By this time, my son was, he was a year. I kind of stopped doing pain pills. I actually sought treatment from a suboxone doctor. Which I just traded one thing for another. Skip on a couple of years and I am pregnant again. You know the thing about being pregnant for me is that I could stop doing drugs. You know, I had another life inside of me. I could stop drugs long enough to carry the full term. I had all of these thoughts in my head like; you are a worthless mom. You are no good. Look what you are doing to your family. That my kids would be better off without me. I believed it.
The second day in February in 2016, I had taken my two children to school one morning and I decided that I was not going to go back to pick them up. I abandoned the family. I abandoned my husband and my two children. I stayed gone for five months without them knowing where I was. I just continued to get high and just live with people that I had no business living with. I left my kids to live with another man who could supply me with drugs. I really believed that they were better off but the truth of that matter was that they weren’t better off. July 1st of 2016 I had gotten into an altercation with the man that I was living with. He had beat me up pretty good and he actually doused me with whiskey and was going to set me on fire. I got away and I called the cops. After the cops left I wanted to go get a pack of cigarettes and I wound up at my aunt’s house. I was just so broken and I said; “I need help. I need help.” They called Women at the Well and I got in that next day.

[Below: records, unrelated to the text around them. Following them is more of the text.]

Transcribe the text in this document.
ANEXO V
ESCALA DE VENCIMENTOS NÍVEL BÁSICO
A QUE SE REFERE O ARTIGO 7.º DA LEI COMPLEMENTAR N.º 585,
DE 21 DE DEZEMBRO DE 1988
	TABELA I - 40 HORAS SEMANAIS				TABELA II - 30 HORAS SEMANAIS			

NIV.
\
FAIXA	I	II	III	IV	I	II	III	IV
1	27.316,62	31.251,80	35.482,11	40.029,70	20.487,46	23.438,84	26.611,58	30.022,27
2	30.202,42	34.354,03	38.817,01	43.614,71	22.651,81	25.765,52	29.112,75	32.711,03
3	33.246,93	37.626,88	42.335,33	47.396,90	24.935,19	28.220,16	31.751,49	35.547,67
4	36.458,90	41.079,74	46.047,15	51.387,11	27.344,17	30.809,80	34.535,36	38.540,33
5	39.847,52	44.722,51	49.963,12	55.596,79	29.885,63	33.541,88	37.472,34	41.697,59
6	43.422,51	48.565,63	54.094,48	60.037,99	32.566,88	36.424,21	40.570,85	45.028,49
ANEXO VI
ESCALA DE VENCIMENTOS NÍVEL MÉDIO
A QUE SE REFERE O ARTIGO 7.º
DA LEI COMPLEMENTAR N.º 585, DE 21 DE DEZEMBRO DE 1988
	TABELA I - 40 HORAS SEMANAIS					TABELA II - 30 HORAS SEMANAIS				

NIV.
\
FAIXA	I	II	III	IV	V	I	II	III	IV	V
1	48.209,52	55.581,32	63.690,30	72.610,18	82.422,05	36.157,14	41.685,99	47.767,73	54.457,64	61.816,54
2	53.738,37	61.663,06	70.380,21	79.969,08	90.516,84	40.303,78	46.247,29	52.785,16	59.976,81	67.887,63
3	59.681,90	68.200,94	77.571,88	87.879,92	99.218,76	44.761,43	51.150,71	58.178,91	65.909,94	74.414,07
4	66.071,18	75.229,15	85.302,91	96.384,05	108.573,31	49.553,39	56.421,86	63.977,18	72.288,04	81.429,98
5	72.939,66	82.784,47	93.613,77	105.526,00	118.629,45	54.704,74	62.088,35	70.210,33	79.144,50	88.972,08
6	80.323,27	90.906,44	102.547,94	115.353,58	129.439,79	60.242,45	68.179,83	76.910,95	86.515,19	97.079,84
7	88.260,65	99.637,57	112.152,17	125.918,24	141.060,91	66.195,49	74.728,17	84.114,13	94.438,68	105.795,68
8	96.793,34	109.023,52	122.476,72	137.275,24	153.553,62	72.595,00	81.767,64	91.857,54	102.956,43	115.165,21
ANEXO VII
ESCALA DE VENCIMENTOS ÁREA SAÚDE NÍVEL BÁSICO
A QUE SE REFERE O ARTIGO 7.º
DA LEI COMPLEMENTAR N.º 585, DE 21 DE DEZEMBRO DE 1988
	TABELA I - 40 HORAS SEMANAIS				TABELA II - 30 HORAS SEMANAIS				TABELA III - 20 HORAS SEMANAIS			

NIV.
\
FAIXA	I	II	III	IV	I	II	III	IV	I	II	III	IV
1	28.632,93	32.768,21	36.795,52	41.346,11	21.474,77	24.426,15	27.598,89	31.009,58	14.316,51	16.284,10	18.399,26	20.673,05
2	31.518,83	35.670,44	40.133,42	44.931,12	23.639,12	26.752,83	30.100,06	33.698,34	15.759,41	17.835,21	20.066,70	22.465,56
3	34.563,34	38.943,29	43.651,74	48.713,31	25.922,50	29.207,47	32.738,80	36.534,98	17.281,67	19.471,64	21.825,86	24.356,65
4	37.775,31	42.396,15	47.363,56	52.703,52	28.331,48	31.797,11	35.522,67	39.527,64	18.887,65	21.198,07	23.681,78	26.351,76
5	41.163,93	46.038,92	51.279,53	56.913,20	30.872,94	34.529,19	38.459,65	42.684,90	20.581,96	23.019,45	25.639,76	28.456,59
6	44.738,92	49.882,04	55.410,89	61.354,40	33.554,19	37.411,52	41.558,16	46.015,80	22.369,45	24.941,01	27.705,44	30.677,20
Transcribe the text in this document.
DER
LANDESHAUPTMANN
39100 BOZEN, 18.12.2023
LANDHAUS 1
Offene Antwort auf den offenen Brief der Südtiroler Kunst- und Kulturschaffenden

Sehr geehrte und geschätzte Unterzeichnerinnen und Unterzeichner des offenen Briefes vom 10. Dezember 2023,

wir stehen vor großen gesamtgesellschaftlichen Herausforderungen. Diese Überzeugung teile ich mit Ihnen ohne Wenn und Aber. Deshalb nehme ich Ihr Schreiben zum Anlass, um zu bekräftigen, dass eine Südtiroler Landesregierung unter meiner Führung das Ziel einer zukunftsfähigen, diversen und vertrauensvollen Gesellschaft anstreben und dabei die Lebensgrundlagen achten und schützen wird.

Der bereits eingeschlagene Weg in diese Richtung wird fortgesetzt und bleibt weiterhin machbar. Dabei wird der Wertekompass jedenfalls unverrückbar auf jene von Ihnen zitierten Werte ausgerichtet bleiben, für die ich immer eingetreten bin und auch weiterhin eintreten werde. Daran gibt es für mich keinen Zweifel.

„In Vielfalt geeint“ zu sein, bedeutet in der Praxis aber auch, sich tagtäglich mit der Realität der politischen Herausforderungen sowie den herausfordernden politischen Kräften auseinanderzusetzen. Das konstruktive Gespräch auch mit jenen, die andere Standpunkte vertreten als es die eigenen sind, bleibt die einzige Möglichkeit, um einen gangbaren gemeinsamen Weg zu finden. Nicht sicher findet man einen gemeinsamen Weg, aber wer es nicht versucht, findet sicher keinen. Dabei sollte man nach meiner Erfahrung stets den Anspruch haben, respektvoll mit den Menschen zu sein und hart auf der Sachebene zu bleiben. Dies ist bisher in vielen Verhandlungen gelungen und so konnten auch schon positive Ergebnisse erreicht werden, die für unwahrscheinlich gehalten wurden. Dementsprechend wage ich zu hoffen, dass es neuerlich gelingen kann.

As I stayed and continued to walk it out and give God all of my problems and my pain He started restoring things back to me. He’s restored my love for myself. My youngest one, he kissed me on the cheek and said, “Momma I love you so much. I’ve missed you so much. It’s those little things right there that show me that true restoration has taken place. It still is a process though. I have not arrived. We never truly arrive. We are all on a journey. Even though there was so much brokenness that’s happened I wouldn’t change it because I would have missed out on this opportunity to be shown the amazing love of God and His grace.